We are in the process of finding out what can happen when a psychologist is
elected governor of a large Midwest state. And, when you attend the Monday morning
plenary entitled “Connecting Psychology with the Community,” you
will hear what can happen when a psychologist is elected to be mayor of his
town.
Those of you who have been coming to this Conference over the years know that
each year, I try to challenge our organizations and our leaders to take a next
step forward, to move out of our existing comfort zone. In prior years, I have
urged us to move beyond the narrow conception of ourselves as mental health
professionals and see ourselves as comprehensive health professionals.
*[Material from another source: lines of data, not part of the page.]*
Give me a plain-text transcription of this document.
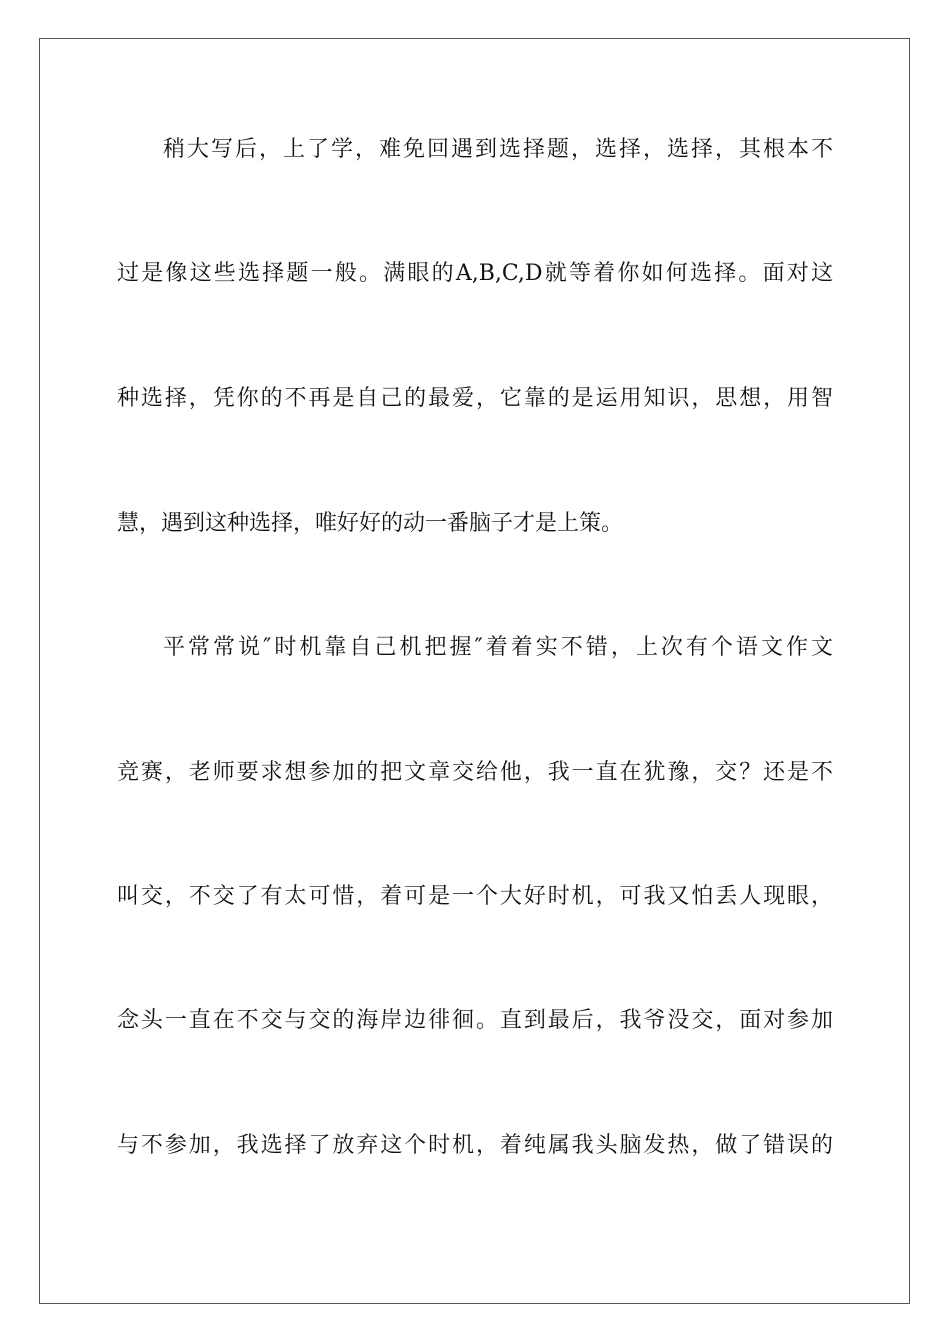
稍大写后，上了学，难免回遇到选择题，选择，选择，其根本不
过是像这些选择题一般。满眼的A,B,C,D就等着你如何选择。面对这
种选择，凭你的不再是自己的最爱，它靠的是运用知识，思想，用智
慧，遇到这种选择，唯好好的动一番脑子才是上策。
平常常说″时机靠自己机把握″着着实不错，上次有个语文作文
竞赛，老师要求想参加的把文章交给他，我一直在犹豫，交？还是不
叫交，不交了有太可惜，着可是一个大好时机，可我又怕丢人现眼，
念头一直在不交与交的海岸边徘徊。直到最后，我爷没交，面对参加
与不参加，我选择了放弃这个时机，着纯属我头脑发热，做了错误的
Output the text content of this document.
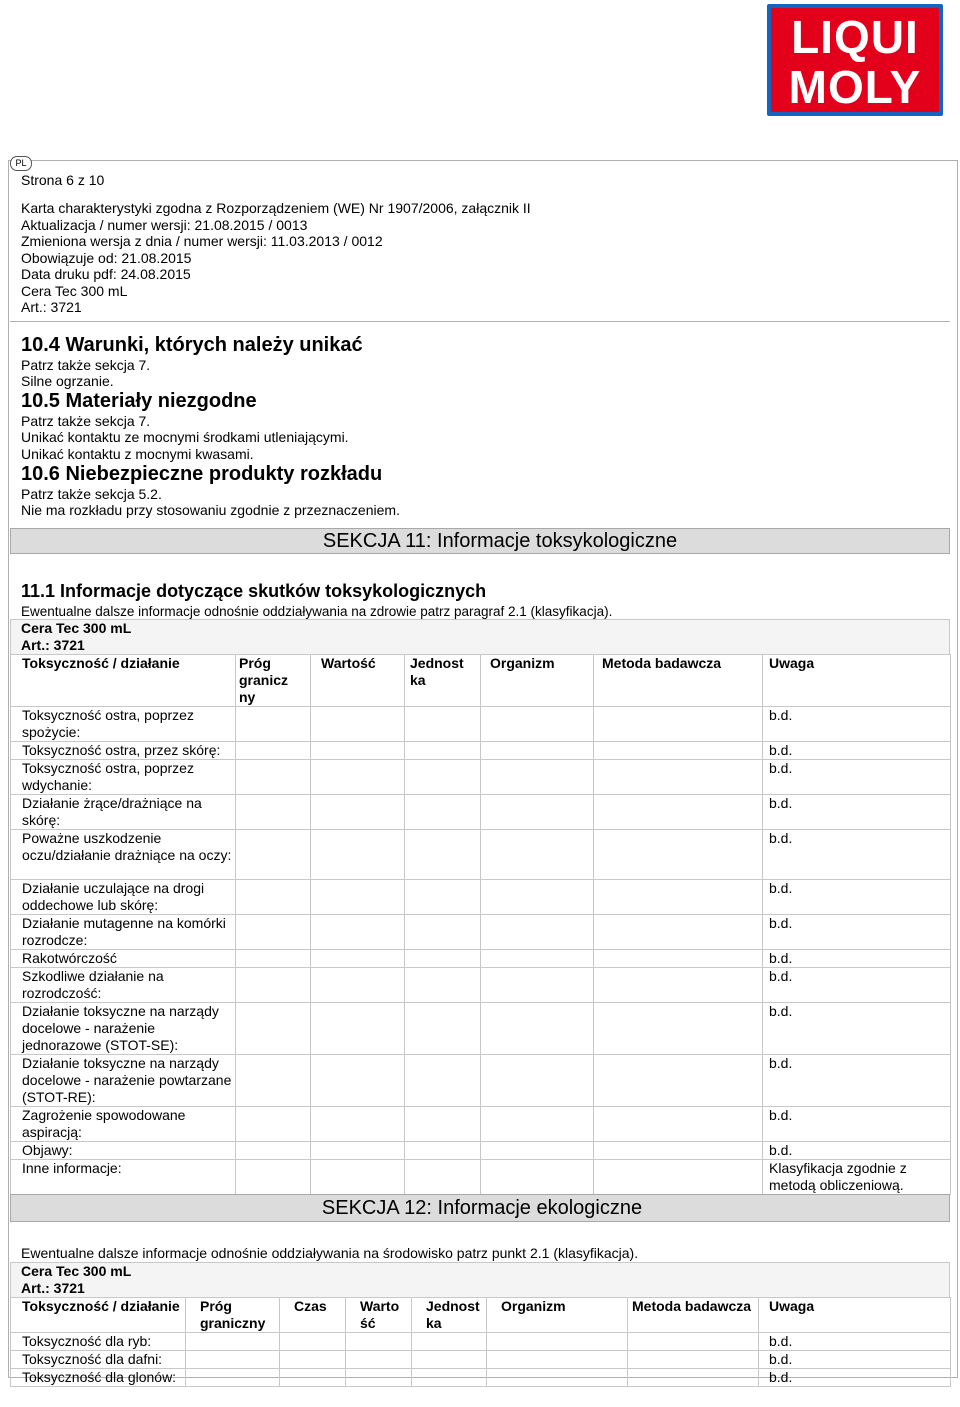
LIQUI
MOLY
PL
Strona 6 z 10
Karta charakterystyki zgodna z Rozporządzeniem (WE) Nr 1907/2006, załącznik II
Aktualizacja / numer wersji: 21.08.2015 / 0013
Zmieniona wersja z dnia / numer wersji: 11.03.2013 / 0012
Obowiązuje od: 21.08.2015
Data druku pdf: 24.08.2015
Cera Tec 300 mL
Art.: 3721
10.4 Warunki, których należy unikać
Patrz także sekcja 7.
Silne ogrzanie.
10.5 Materiały niezgodne
Patrz także sekcja 7.
Unikać kontaktu ze mocnymi środkami utleniającymi.
Unikać kontaktu z mocnymi kwasami.
10.6 Niebezpieczne produkty rozkładu
Patrz także sekcja 5.2.
Nie ma rozkładu przy stosowaniu zgodnie z przeznaczeniem.
SEKCJA 11: Informacje toksykologiczne
11.1 Informacje dotyczące skutków toksykologicznych
Ewentualne dalsze informacje odnośnie oddziaływania na zdrowie patrz paragraf 2.1 (klasyfikacja).
Cera Tec 300 mL
Art.: 3721
Toksyczność / działanie	Próg granicz ny	Wartość	Jednost ka	Organizm	Metoda badawcza	Uwaga
Toksyczność ostra, poprzez spożycie:						b.d.
Toksyczność ostra, przez skórę:						b.d.
Toksyczność ostra, poprzez wdychanie:						b.d.
Działanie żrące/drażniące na skórę:						b.d.
Poważne uszkodzenie oczu/działanie drażniące na oczy:						b.d.
Działanie uczulające na drogi oddechowe lub skórę:						b.d.
Działanie mutagenne na komórki rozrodcze:						b.d.
Rakotwórczość						b.d.
Szkodliwe działanie na rozrodczość:						b.d.
Działanie toksyczne na narządy docelowe - narażenie jednorazowe (STOT-SE):						b.d.
Działanie toksyczne na narządy docelowe - narażenie powtarzane (STOT-RE):						b.d.
Zagrożenie spowodowane aspiracją:						b.d.
Objawy:						b.d.
Inne informacje:						Klasyfikacja zgodnie z metodą obliczeniową.
SEKCJA 12: Informacje ekologiczne
Ewentualne dalsze informacje odnośnie oddziaływania na środowisko patrz punkt 2.1 (klasyfikacja).
Cera Tec 300 mL
Art.: 3721
Toksyczność / działanie	Próg graniczny	Czas	Warto ść	Jednost ka	Organizm	Metoda badawcza	Uwaga
Toksyczność dla ryb:							b.d.
Toksyczność dla dafni:							b.d.
Toksyczność dla glonów:							b.d.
Last
year, I urged us to take that a step further to begin to see ourselves more
as experts in behavior to maximize our impact and opportunity, not only where
health and behavior are concerned, but anywhere we find problems of behavior.
Importantly, this conception of ourselves is not intended to replace our practice
as mental health professionals or as comprehensive health professionals, but
instead to encompass and enhance it.
While we are clearly making progress, these prior challenges still remain.
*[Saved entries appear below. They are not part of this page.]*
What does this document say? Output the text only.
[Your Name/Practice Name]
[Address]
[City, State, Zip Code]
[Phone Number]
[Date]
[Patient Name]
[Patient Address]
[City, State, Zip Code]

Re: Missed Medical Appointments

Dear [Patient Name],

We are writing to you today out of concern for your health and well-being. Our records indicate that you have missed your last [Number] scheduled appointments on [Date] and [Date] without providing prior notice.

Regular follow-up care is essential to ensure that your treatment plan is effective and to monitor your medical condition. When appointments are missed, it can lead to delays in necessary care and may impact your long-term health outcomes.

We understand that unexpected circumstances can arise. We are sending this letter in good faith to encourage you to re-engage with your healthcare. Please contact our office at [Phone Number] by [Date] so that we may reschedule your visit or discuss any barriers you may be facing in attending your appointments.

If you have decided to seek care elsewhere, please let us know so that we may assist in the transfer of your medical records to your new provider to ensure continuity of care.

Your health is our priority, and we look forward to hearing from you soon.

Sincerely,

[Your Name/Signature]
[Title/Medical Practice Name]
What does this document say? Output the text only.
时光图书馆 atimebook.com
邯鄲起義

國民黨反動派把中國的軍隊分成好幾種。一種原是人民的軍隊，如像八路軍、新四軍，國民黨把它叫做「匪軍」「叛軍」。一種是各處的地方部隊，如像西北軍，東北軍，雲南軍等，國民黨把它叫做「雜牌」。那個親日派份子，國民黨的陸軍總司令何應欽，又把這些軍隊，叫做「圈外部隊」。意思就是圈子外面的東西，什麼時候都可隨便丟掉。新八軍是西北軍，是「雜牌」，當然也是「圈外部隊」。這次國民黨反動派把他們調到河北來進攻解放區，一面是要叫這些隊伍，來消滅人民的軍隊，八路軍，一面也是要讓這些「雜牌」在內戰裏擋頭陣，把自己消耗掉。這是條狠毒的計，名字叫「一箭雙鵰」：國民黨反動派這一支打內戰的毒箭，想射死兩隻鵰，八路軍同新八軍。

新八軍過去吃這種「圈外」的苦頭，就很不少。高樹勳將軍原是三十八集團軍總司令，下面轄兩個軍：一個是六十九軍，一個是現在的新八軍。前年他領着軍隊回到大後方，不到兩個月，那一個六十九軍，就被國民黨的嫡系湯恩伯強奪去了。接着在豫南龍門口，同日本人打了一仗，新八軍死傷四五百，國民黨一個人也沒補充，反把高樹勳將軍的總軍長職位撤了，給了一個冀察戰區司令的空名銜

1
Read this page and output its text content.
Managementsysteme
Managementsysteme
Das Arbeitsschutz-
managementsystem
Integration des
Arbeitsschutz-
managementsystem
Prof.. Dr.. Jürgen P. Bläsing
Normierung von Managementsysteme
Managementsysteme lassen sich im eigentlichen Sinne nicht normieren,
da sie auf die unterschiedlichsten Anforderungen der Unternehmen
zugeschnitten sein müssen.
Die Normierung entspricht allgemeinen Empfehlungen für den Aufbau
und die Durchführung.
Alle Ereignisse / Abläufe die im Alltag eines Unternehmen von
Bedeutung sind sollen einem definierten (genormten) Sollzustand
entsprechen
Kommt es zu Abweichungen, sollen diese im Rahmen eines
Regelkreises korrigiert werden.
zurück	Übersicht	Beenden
Our nation continues to suffer from debilitating and costly preventable health
conditions in which behavior plays a critical role. It is not so grandiose to
say, however, that we -- our profession and our organizations -- do have solutions
to many of these problems. Which brings me back to the main idea of the day:
we must do better at getting our message beyond the borders of our own profession.
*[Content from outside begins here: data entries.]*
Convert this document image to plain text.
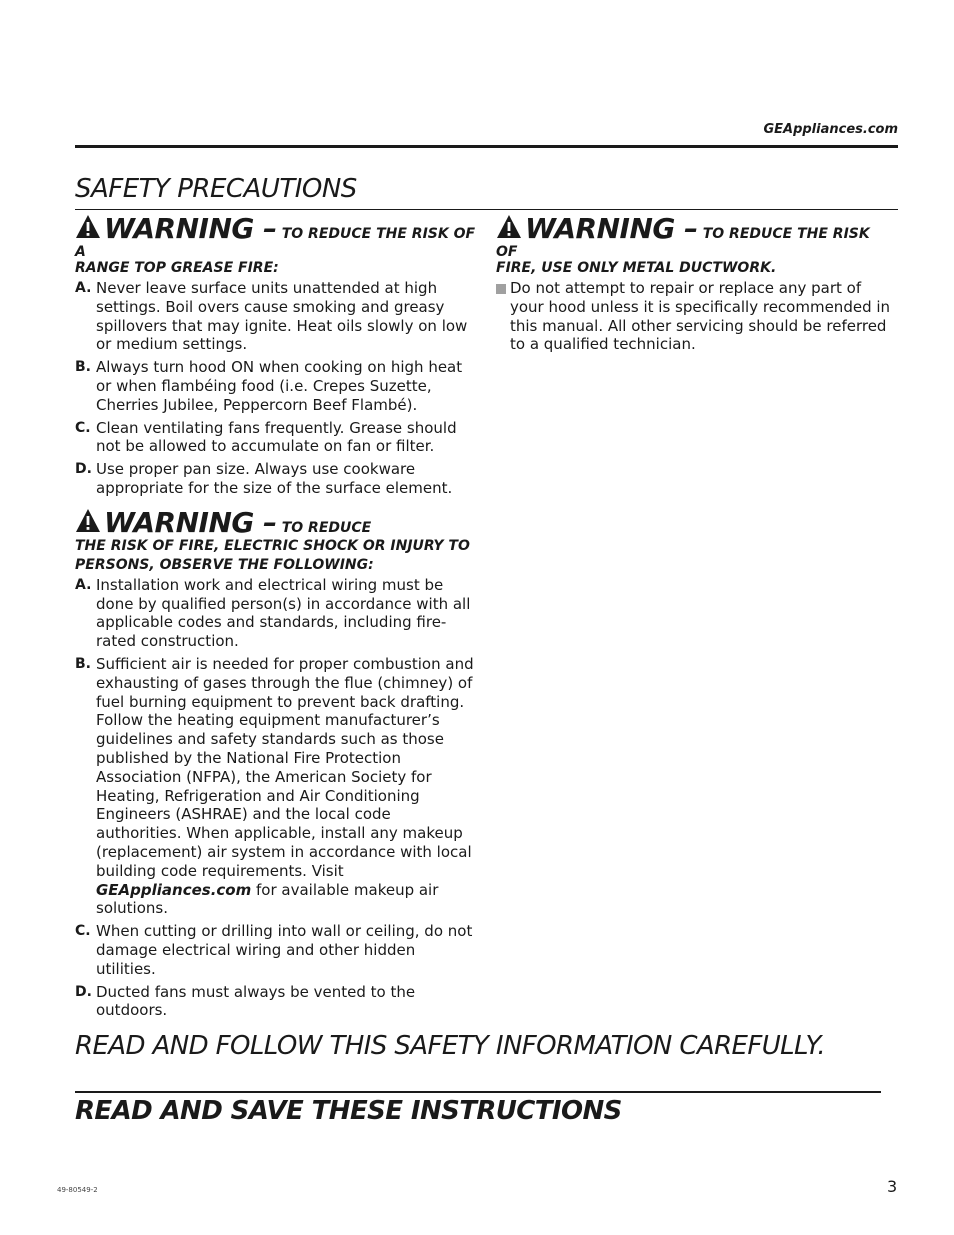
GEAppliances.com
SAFETY PRECAUTIONS

WARNING – TO REDUCE THE RISK OF A

RANGE TOP GREASE FIRE:

A. Never leave surface units unattended at high settings. Boil overs cause smoking and greasy spillovers that may ignite. Heat oils slowly on low or medium settings.
B. Always turn hood ON when cooking on high heat or when flambéing food (i.e. Crepes Suzette, Cherries Jubilee, Peppercorn Beef Flambé).
C. Clean ventilating fans frequently. Grease should not be allowed to accumulate on fan or filter.
D. Use proper pan size. Always use cookware appropriate for the size of the surface element.

WARNING – TO REDUCE

THE RISK OF FIRE, ELECTRIC SHOCK OR INJURY TO PERSONS, OBSERVE THE FOLLOWING:

A. Installation work and electrical wiring must be done by qualified person(s) in accordance with all applicable codes and standards, including fire-rated construction.
B. Sufficient air is needed for proper combustion and exhausting of gases through the flue (chimney) of fuel burning equipment to prevent back drafting. Follow the heating equipment manufacturer’s guidelines and safety standards such as those published by the National Fire Protection Association (NFPA), the American Society for Heating, Refrigeration and Air Conditioning Engineers (ASHRAE) and the local code authorities. When applicable, install any makeup (replacement) air system in accordance with local building code requirements. Visit GEAppliances.com for available makeup air solutions.
C. When cutting or drilling into wall or ceiling, do not damage electrical wiring and other hidden utilities.
D. Ducted fans must always be vented to the outdoors.

WARNING – TO REDUCE THE RISK OF

FIRE, USE ONLY METAL DUCTWORK.

Do not attempt to repair or replace any part of your hood unless it is specifically recommended in this manual. All other servicing should be referred to a qualified technician.
READ AND FOLLOW THIS SAFETY INFORMATION CAREFULLY.
READ AND SAVE THESE INSTRUCTIONS
49-80549-2	3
Others beside us need to know that we have solutions to some of the country’s
most significant problems. And, we must do more to collaborate with others --
other professions and other communities -- if we hope to put those solutions
to good use.
So my challenge to us this year is to continue to find more ways to spread
the word; continue to work to trigger the tipping point that starts an epidemic
of good health in this country. In recent years, we have made good progress
getting out of our offices and into the community. Public education activities
have helped with that. But let’s now take the next step. Consider forming
a work group -- a subgroup of your Board, perhaps -- whose charge it is to identify
as many possible leverage points in all possible relevant communities where
psychologists could be participating and spreading the word. Civic groups, cultural
groups, service organizations or even elected offices are all important places
for psychologists to be. For each one of these places, determine what it will
take to have a psychologist involved and see if you can find one of your members
to work with you to get involved.
Some of you may already be doing this, but my challenge is to begin to do this
in a more systematic way. Now let me be clear that I definitely understand how
already overloaded your agendas are likely to be. I am not suggesting something
that should be time and resource intensive, at least not immediately so. It
is something that can build over time. I am suggesting that you survey your
local landscape to see where and how psychology’s community network can
be strategically expanded to further the spread of our message. Call it a community
networking initiative, a community leadership initiative, or perhaps call it
the Paul Revere initiative. But no matter what we call it, it will ultimately
be the cumulative effect of our message, our collective persistent efforts to
carry that message and our collaboration with communities beyond our own that
enable us to succeed. If we can do these things, a dramatic change in health
care may just be the country’s next health epidemic.